Several of us on the Plant Services team are fans of The Big Lebowski, the 1998 Coen brothers movie. It stars Jeff Bridges as The Dude, John Goodman and Steve Buscemi as his friends Walter Sobchak and Donny Kerabatsos, and The Dude’s living room rug.
It’s more than just a rug of course. It’s the centerpiece of The Dude’s apartment, anchoring an otherwise sparse collection of furniture and possessions. It serves the deeper purpose of helping The Dude hold his life together and keep it (somewhat) organized, a sense of order that is tested after the rug is destroyed in a home invasion. It takes the rest of the movie for The Dude to get his life back in order as he travels all over Los Angeles to force those responsible to compensate him for the loss of the rug.
As Walter says, the rug “really tied the room together.”
In early October, at the 2018 Emerson Exchange event, the Emerson team revealed data from a research project they conducted this year with industry leaders who are responsible for digital initiatives. Despite 90% of respondents stating that it was important, very important, or extremely important to have a clear and actionable in road map for digital transformation, only 20% of respondents said their organization had such a road map in place. That’s a lot of missing or destroyed rugs.
Partly in response to these findings, Emerson has developed a rug of its own: a Digital Transformation Roadmap tool that organizations can use as a self-assessment to help clarify how their plant or facility is leveraging digital technology to improve performance and how far along on the industry-wide transformation spectrum their company has journeyed.

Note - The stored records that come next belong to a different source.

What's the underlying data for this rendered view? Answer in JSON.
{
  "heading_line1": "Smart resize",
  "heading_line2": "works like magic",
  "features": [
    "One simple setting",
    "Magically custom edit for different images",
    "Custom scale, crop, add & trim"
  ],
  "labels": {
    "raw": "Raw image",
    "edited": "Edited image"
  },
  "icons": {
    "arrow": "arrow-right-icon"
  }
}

The Digital Transformation Roadmap tool is organized into six focus categories: safety & security, reliability, production, energy & emissions, organizational effectiveness, and systems and data. Each category offers multiple points of reference against which plant managers can measure their progress, and is designed to provide both the visual shorthand and the strategic depth to guide the digital growth of you and your teams.
The rug metaphor came to mind again during a session at the SMRP’s 26th Annual Conference later in October. The session was a case study on how to build a budget that would bridge the maintenance and finance teams. The organization’s solution: Build the budget from the bottom up using a CMMS system to construct a database of standard activities across multiple plants, with a specific cost associated with each activity; then validate that database by conducting in-person interviews to help corroborate all of the standardized cost data. This approach enabled them to get all teams on board to build a first draft of the budget and then start tracking actuals and addressing variances across each cycle.
In other words, they build a continuously improving rug. I hear it really ties the plants together.